Bei der Diagnose eines Spitzfußes fällt in der Untersuchung zunächst der für den Spitzfuß typische Steppergang auf. Dieser wird durch das fehlende Abrollen des Fußes beim Gehen ausgelöst. Die Diagnose des Spitzfußes kann meist schon aufgrund des klinischen Bilds gestellt werden. Allerdings müssen die Auslöser dieser Fehlstellung in der Regel durch weitere Untersuchungen abgeklärt werden.
Häufig gibt die Krankheitsgeschichte (Anamnese) Hinweise auf zugrunde liegende Erkrankungen oder Ereignisse. Mithilfe spezieller neurologischer Untersuchungstechniken können geschädigte Muskelgruppen lokalisiert werden. Zu diesen Untersuchungsmethoden zählen die Elektromyographie, bei der die von einem Muskel abgeleitete elektrische Spannung gemessen wird, oder auch Probeentnahmen von Muskelgewebe selbst (Muskelbiopsien), wodurch beschädigtes oder erkranktes Muskelgewebe erkannt werden kann. Durch eine Röntgenaufnahme des Fußes wird außerdem abgeklärt, in welchem Ausmaß das knöcherne Fußskelett von der Fehlstellung betroffen ist.
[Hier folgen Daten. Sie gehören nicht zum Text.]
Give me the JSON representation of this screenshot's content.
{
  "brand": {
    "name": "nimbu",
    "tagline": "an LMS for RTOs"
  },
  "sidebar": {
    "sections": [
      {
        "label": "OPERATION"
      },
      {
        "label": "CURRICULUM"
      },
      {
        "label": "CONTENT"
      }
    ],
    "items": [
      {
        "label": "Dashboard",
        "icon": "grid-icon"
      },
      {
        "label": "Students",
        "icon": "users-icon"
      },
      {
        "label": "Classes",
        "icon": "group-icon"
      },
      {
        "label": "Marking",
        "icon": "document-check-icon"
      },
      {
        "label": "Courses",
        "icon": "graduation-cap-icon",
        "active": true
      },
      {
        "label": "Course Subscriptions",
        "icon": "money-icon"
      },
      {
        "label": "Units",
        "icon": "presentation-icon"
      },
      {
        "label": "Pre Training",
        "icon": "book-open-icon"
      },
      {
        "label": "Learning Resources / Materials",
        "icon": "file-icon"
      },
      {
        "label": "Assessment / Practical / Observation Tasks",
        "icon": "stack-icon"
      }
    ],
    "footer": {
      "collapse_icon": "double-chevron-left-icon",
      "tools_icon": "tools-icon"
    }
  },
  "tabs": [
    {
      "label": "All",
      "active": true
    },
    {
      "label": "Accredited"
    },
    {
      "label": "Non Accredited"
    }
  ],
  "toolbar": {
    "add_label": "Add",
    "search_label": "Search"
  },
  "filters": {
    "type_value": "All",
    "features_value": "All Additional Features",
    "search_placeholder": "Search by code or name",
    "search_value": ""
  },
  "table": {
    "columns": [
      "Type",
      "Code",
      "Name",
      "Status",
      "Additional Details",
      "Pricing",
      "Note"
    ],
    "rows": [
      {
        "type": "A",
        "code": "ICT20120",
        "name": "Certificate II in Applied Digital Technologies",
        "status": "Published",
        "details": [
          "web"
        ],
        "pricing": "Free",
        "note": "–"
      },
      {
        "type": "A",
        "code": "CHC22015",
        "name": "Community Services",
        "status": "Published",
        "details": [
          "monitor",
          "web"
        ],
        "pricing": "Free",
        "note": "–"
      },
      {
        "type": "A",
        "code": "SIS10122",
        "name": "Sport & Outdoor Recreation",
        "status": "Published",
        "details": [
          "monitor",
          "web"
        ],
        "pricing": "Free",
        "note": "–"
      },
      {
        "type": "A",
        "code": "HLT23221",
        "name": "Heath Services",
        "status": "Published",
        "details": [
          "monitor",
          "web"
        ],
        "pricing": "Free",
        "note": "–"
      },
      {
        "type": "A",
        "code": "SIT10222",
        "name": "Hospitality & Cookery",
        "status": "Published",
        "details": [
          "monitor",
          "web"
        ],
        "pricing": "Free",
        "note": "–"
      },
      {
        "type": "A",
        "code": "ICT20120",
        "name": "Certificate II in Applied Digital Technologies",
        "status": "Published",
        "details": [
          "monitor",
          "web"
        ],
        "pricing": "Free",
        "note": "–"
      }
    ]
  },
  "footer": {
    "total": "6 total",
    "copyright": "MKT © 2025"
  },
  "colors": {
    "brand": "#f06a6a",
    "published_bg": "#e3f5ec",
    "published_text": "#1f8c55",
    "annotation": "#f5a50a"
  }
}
Darüber hinaus wird mithilfe von Röntgenbildern des Knies, der Hüfte und der Wirbelsäule die Auswirkung der Spitzfußstellung auf das übrige Skelett untersucht.
Bei Erwachsenen kann als weitere Möglichkeit eine so genannte Arthrodese durchgeführt werden. Dabei wird das obere Sprunggelenk im Rahmen einer Operation versteift, während die Beweglichkeit des unteren erhalten bleibt. Eine Arthrodese ist notwendig, wenn bereits schwere Abnutzungserscheinungen am betroffenen Gelenkknorpel des Sprunggelenks (Arthrose) aufgetreten sind. Als Alternative zur Arthrodese kann auch eine Arthrorise des Sprunggelenks durchgeführt werden. Dabei wird ein Knochenspan eingesetzt, um die Gelenkbeweglichkeit zu hemmen und den Fuß in Normalstellung zu halten. Sämtliche operativ versorgten Spitzfüße sollten im Anschluss durch eine konservative Therapie in Form von Dehnübungen weiterversorgt werden.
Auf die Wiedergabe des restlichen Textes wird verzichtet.